What’s the Difference- Credit Statement Balance vs Current Balance
If you use your credit card for day-to-day purchases, there’s a good chance that your statement balance will be different from your current balance. Here’s why.
Your statement balance gives you a glance at everything that has happened to your account in the past billing cycle. Though it may stay stagnant until the next cycle closes, other factors like payments and charges can affect your total credit card balance throughout the period!
On the other hand, your current balance reflects the total of all charges and payments to your account, which changes every transaction. So, if you’ve made a few purchases since your statement closing date (the date that one billing cycle closes and after which the next begins), then your current balance will be higher than your statement balance. However, if you’ve made a payment since your statement closing date and no other transactions have occurred, your current balance will likely be lower than your statement balance.
Pay off your statement balance to avoid interest charges.
Paying your statement in full before or by its due date could lead to major benefits: not only will you save on your costly interest charges, but it can also positively improve your credit utilization ratio and overall credit health. Win-win!
But life happens, and sometimes it’s not feasible. In that case, make at least your minimum payment if you can’t afford to pay off your balance by the due date.

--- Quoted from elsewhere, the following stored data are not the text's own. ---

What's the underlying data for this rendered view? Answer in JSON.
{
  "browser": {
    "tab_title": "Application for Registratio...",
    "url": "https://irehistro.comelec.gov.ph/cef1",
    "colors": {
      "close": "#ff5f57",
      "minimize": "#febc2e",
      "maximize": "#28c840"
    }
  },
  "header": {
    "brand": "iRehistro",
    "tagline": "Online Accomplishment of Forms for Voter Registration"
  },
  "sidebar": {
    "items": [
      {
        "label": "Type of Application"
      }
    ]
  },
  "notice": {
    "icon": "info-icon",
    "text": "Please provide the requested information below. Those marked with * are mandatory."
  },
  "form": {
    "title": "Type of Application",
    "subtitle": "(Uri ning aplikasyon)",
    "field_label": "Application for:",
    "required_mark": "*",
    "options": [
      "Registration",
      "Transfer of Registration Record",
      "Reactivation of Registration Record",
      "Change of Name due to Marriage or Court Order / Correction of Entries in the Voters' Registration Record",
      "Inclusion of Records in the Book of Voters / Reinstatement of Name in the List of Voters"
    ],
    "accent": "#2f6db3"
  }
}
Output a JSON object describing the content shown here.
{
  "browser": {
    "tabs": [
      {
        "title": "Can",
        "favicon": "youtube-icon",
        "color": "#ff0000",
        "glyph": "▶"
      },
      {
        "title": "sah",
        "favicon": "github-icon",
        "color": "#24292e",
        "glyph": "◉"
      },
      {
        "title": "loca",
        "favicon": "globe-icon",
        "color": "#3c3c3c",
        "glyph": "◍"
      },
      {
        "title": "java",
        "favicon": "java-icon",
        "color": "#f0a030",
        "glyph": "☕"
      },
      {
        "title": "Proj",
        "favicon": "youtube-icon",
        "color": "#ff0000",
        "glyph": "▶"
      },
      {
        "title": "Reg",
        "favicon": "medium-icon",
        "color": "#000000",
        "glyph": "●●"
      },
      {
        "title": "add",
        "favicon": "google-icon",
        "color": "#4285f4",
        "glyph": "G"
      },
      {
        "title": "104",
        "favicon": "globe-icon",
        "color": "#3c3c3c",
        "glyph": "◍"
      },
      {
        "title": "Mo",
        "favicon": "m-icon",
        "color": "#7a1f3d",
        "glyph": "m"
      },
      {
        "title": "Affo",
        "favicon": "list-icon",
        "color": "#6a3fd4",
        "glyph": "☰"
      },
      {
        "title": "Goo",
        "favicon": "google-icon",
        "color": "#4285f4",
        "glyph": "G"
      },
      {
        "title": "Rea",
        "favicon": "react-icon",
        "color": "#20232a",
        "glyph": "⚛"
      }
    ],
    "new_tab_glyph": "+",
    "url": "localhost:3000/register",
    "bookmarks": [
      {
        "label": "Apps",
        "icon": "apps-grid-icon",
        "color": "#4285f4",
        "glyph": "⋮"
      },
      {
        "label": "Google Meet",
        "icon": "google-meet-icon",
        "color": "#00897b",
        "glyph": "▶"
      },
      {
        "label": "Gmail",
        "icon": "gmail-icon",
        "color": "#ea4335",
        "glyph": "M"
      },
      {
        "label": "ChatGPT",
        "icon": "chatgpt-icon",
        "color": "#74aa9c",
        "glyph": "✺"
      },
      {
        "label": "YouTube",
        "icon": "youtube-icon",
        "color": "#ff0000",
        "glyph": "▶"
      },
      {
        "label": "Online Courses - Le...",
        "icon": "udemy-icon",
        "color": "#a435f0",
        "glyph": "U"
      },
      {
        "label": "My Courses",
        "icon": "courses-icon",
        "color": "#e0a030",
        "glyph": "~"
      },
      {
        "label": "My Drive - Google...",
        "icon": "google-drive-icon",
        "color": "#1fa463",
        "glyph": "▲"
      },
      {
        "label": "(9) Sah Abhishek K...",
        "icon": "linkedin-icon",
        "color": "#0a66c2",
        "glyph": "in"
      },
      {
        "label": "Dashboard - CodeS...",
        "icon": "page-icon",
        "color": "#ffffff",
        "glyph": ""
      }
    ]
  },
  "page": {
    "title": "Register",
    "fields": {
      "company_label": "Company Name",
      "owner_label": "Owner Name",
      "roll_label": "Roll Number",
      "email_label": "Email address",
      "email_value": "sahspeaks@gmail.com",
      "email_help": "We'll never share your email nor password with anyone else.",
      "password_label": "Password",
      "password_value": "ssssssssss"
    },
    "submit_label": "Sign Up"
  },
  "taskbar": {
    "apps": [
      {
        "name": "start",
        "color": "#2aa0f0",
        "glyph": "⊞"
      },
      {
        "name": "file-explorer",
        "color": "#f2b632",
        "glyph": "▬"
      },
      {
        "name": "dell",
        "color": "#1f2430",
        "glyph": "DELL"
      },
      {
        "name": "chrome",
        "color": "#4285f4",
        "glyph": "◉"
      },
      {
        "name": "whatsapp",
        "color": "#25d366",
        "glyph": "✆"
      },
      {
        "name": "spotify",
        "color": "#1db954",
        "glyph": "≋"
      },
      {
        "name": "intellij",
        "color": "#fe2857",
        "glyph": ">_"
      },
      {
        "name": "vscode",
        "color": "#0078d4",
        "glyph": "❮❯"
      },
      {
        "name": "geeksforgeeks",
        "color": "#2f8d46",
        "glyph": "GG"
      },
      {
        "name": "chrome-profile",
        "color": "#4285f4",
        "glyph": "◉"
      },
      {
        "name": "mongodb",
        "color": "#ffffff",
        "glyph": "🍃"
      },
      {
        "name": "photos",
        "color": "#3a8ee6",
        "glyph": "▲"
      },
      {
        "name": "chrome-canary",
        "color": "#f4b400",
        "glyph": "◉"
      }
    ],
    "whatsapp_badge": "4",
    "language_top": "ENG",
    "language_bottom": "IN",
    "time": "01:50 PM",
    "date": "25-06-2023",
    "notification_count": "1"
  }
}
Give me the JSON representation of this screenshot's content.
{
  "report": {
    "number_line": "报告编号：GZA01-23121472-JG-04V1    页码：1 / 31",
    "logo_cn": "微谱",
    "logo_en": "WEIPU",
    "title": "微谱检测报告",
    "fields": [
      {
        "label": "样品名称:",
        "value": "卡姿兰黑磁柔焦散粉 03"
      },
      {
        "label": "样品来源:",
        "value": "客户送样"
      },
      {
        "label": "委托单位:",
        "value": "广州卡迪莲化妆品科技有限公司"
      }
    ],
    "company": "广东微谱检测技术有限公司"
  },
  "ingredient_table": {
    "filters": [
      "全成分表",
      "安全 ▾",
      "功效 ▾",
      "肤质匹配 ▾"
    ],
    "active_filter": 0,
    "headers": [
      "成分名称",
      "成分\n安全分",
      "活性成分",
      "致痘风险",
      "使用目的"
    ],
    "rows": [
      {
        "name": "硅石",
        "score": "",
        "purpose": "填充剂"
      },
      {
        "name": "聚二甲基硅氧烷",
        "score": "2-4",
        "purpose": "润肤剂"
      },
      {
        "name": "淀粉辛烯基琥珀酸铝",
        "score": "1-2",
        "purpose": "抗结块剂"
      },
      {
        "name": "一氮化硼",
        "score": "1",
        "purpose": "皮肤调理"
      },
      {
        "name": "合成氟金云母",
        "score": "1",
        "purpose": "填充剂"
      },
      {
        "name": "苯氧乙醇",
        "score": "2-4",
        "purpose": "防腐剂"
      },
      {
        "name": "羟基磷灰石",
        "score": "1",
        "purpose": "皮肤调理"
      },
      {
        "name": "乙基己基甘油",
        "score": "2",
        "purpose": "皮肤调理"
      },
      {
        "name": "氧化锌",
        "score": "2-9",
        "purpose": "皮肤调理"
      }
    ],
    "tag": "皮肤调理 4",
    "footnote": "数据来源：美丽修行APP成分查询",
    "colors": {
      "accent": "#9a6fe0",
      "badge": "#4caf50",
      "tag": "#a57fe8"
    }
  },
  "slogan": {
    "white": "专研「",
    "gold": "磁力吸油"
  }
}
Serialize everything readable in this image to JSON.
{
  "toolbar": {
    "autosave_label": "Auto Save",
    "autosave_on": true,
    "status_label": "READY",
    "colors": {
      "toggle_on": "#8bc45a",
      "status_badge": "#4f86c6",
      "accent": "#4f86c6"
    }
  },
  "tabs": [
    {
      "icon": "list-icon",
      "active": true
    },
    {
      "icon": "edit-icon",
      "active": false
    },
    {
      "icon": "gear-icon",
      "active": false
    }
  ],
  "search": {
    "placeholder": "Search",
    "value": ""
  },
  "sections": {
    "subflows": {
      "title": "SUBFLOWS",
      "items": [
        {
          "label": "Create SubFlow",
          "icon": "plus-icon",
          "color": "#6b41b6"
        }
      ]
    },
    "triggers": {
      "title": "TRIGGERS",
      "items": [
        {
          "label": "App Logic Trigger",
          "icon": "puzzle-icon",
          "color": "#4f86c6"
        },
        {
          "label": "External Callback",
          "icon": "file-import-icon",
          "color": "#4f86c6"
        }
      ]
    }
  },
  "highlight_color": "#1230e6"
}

You will accrue interest, but making at least your minimum payment on time will help you avoid late fees and negative marks on your credit reports.
However, there can be a possible saving grace. Credit card issuers don’t have to give customers a break, but if they choose to be generous and do so, the minimum grace period allowed is twenty-one days. That means you won't incur extra interest charges if your statement balance is taken care of before those three weeks are up!
Tip: Read the terms before signing up for a new credit card.
Using automatic payments to avoid interest charges
Gone are the days of typing in credit card numbers and manually setting up payments. Now, many issuers offer automatic payment options, so you don't have to worry about missing due dates –choose 'statement balance' as your option! Check with your issuer today and see if autopay is available for you.
If there’s no autopay option, it is also a good idea to set a reminder on your calendar a few days before your payment date to ensure enough funds are in your bank account to process the payment.
Exceptions: Some transactions, like cash advances, do not fall under the same “grace period” rules that typically apply to purchases. Instead, they begin accruing interest the moment you take one out. If this is you, we suggest paying it off as soon as possible, regardless of whether you’ve received your statement yet.
How your current balance affects credit utilization ratio.
It's no secret that your credit utilization rate can affect your overall credit score. It may surprise you, though, to learn that the balance reported by your issuer might influence this metric too! Knowing how much of available credit is being used at any given time could help maintain a low ratio - and potentially boost those scores - so be sure to check out our guide on understanding your credit score to learn its impact.
Credit bureaus calculate credit utilization rates of the balances they receive from credit card issuers. Many issuers report their cardholders’ statement balances, but some may send current balances instead.
If you’re worried, check with your credit card issuer to find out which balance it reports to the credit bureaus. If your issuer happens to report current balances instead of statement balances, ask which day of the month it reports.
Tip: When you’re worried that your credit utilization rate is too high, aim to pay down your current balance whenever possible. A good goal is a current balance below 35% or below your total credit limit.
Having credit card debt can be a weight on your mind - and your wallet. But it doesn't have to be! There are two choices here when you're planning how to pay off that balance: paying the statement or the current balance by their respective due date. Which you choose boils down to personal preference and financial goals.
The great news is that either way will help drive down those interest charges and improve your financial health. However, knowing both options set you up for success, so congratulations...you’re taking control of this situation!